Plumpton Place Explained

Type:Manor house
Coordinates:50.9044°N -0.0666°W
Gbgridref:TQ 36045 13453
Location:Plumpton
Area:East Sussex
Built:1568
Architecture:Elizabethan
Designation1:Grade II*
Designation1 Offname:Plumpton Place
Designation1 Date:17 March 1952

Plumpton Place is a Grade II* listed Elizabethan manor house in Plumpton, East Sussex, England.

Description

Plumpton Place looks onto the nearby north-facing escarpment of the South Downs, with Plumpton College (formerly Plumpton Agricultural College) and the 11th-century church of St Michael's and All Angels immediately adjacent to the west and Plumpton village some 500m to the east. There is an entrance formed of two cottages designed by Sir Edwin Lutyens, with a Palladian porch and this leads to his modern bridge over the moat.

It was built in 1568 on the site of an earlier house which was mentioned in the Domesday Book. The North and South parts of the house date from the 1400s, some of which incorporates local flint.

Various building materials have been used in the construction of the house. It is believed that the north wing is the earliest, as there is a date-stone of 1568 with the initials I.M. The west wing seems to date from a later period, circa 1600. Over a hundred years later there was a period of rebuilding in brick and some additions by Lutyens. There are lakeside gardens by Edwin Lutyens and Gertrude Jekyll, within large grounds, that include both woodland and pasture.

Past owners

Plumpton Place was formerly the home of George Miles Watson, 2nd Baron Manton (1899–1968), who maintained a race-horse stud there.

In 1927, it was purchased by Edward Hudson, the founder of Country Life magazine. Hudson initiated a major restoration of the property, which had gone into a state of disrepair, by hiring Lutyens to revamp the main house and mill house, and Jekyll to oversee the 60 acres of land and lakes.[1]

In 1969, a doctor bought the property after the previous owner – a woman with a distaste for longhaired rock stars – refused to sell it to George Harrison of the Beatles and his wife Pattie Boyd. Three years later, however, the same doctor sold it to Led Zeppelin guitarist Jimmy Page. The latter owned the property from 1972 to 1985.[2] The American financier Thomas Perkins owned Plumpton Place for many years.[3]

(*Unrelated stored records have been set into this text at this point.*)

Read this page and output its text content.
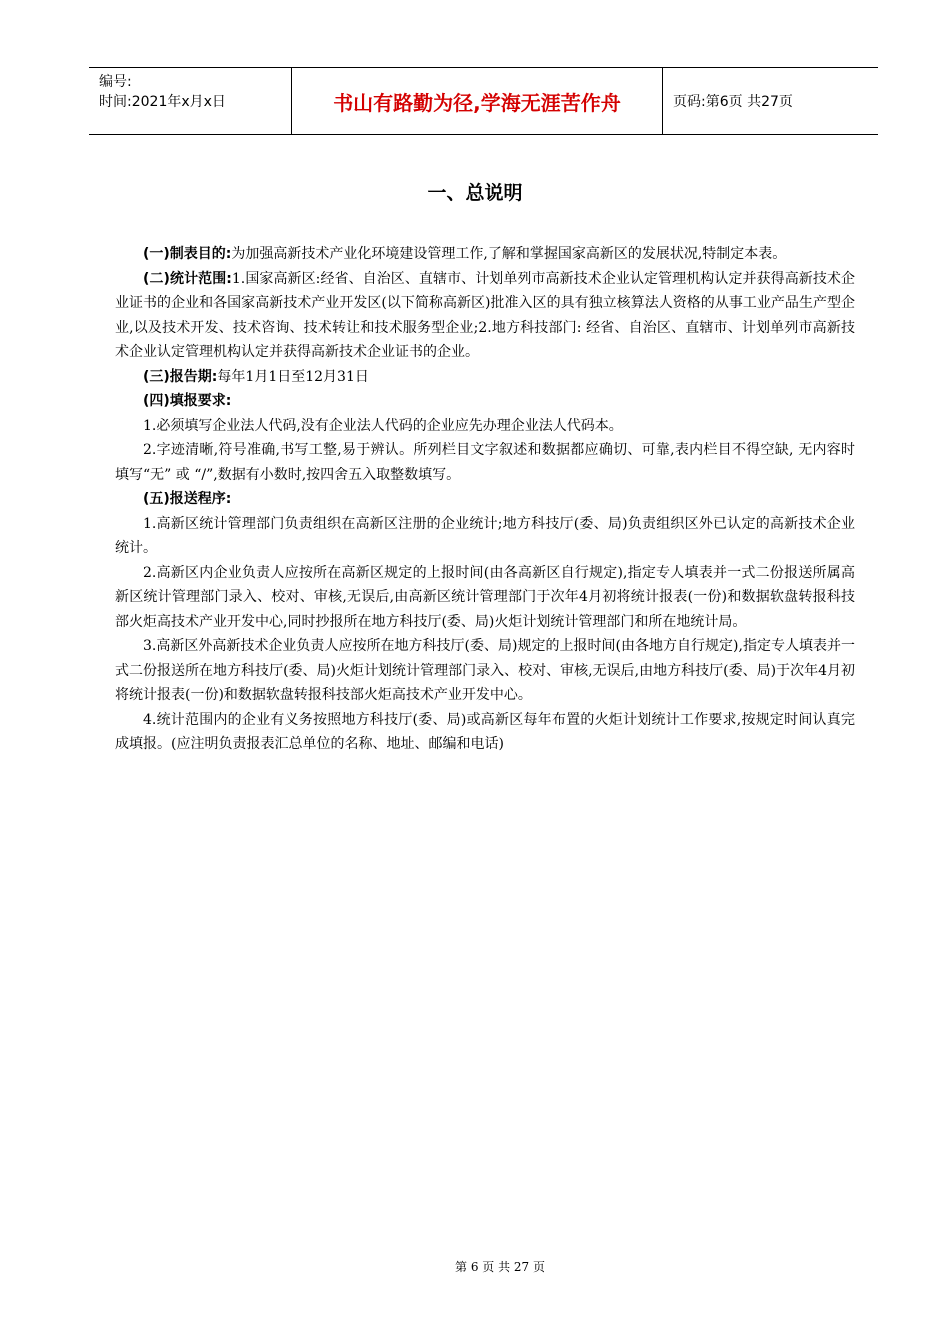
编号:
时间:2021年x月x日	书山有路勤为径,学海无涯苦作舟	页码:第6页 共27页
一、总说明

(一)制表目的:为加强高新技术产业化环境建设管理工作,了解和掌握国家高新区的发展状况,特制定本表。

(二)统计范围:1.国家高新区:经省、自治区、直辖市、计划单列市高新技术企业认定管理机构认定并获得高新技术企业证书的企业和各国家高新技术产业开发区(以下简称高新区)批准入区的具有独立核算法人资格的从事工业产品生产型企业,以及技术开发、技术咨询、技术转让和技术服务型企业;2.地方科技部门: 经省、自治区、直辖市、计划单列市高新技术企业认定管理机构认定并获得高新技术企业证书的企业。

(三)报告期:每年1月1日至12月31日

(四)填报要求:

1.必须填写企业法人代码,没有企业法人代码的企业应先办理企业法人代码本。

2.字迹清晰,符号准确,书写工整,易于辨认。所列栏目文字叙述和数据都应确切、可靠,表内栏目不得空缺, 无内容时填写“无” 或 “/”,数据有小数时,按四舍五入取整数填写。

(五)报送程序:

1.高新区统计管理部门负责组织在高新区注册的企业统计;地方科技厅(委、局)负责组织区外已认定的高新技术企业统计。

2.高新区内企业负责人应按所在高新区规定的上报时间(由各高新区自行规定),指定专人填表并一式二份报送所属高新区统计管理部门录入、校对、审核,无误后,由高新区统计管理部门于次年4月初将统计报表(一份)和数据软盘转报科技部火炬高技术产业开发中心,同时抄报所在地方科技厅(委、局)火炬计划统计管理部门和所在地统计局。

3.高新区外高新技术企业负责人应按所在地方科技厅(委、局)规定的上报时间(由各地方自行规定),指定专人填表并一式二份报送所在地方科技厅(委、局)火炬计划统计管理部门录入、校对、审核,无误后,由地方科技厅(委、局)于次年4月初将统计报表(一份)和数据软盘转报科技部火炬高技术产业开发中心。

4.统计范围内的企业有义务按照地方科技厅(委、局)或高新区每年布置的火炬计划统计工作要求,按规定时间认真完成填报。(应注明负责报表汇总单位的名称、地址、邮编和电话)

第 6 页 共 27 页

Plumpton Place was used as the main location for the 2019 film adaptation of Carmilla by Sheridan Le Fanu.

Notes and References

  1. Book: Salewicz, Chris. Chris Salewicz. Jimmy Page: The Definitive Biography. HarperCollins. London. 2018. 978-0-00-814931-4. 231.
  2. News: £60m floats Tom Perkins' 289ft boat. -Sunday Times. 2009-08-02. 2009-08-02 . London . Emma . Smith.
  3. News: Hewitson. Jessie. A house with royal approval. 14 October 2022. The Times. 71455. 13 March 2015. 107.